The bottom blowing element is critical for ensuring the effectiveness of top and bottom blowing in converter steelmaking process. Investigating the influence of different bottom blowing elements on the stirring properties of molten bath contributes to the optimization of the bottom blowing system. The effects of structural variations in dispersive, circular seam and straight cylinder types of bottom blowing elements on molten bath fluid dynamics, turbulent kinetic energy and multiphase flow properties of gas-slag-metal were investigated through numerical simulations. In addition, physical simulations were used to measure the mixing time of molten bath, observe changes in the flow field, and validate and analyze the results of the numerical simulations. The results show that the dispersive type element has a wider dispersion range of the flow jets, while the straight cylinder type has the smallest dispersion range. When the bottom blowing intensity is below 0.05 Nm³/t·min, the dispersive type has the longest mixing time, while the circular seam type has the shortest mixing time.
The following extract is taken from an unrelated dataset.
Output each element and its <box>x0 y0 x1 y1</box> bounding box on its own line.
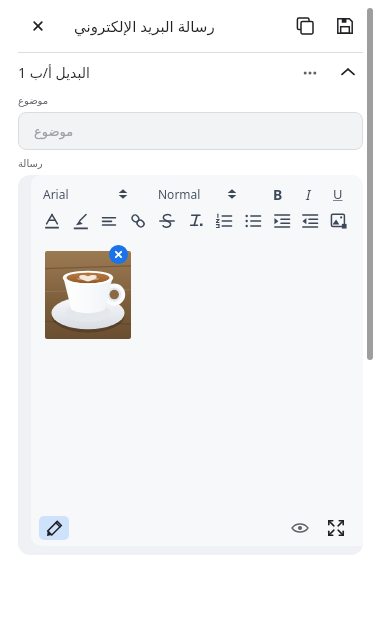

Conversely, at more than 0.08 Nm³/t·min, the dispersive type shows the shortest mixing time and the straight cylinder type shows the longest. The dispersive type significantly influences the bottom flow field and disperses tracers from the interior of molten bath. The circular seam type mainly affects the middle flow field and directs tracers along the central area. The straight cylinder type, on the other hand, has a significant influence on the surface flow field and directs tracers along the pool surface.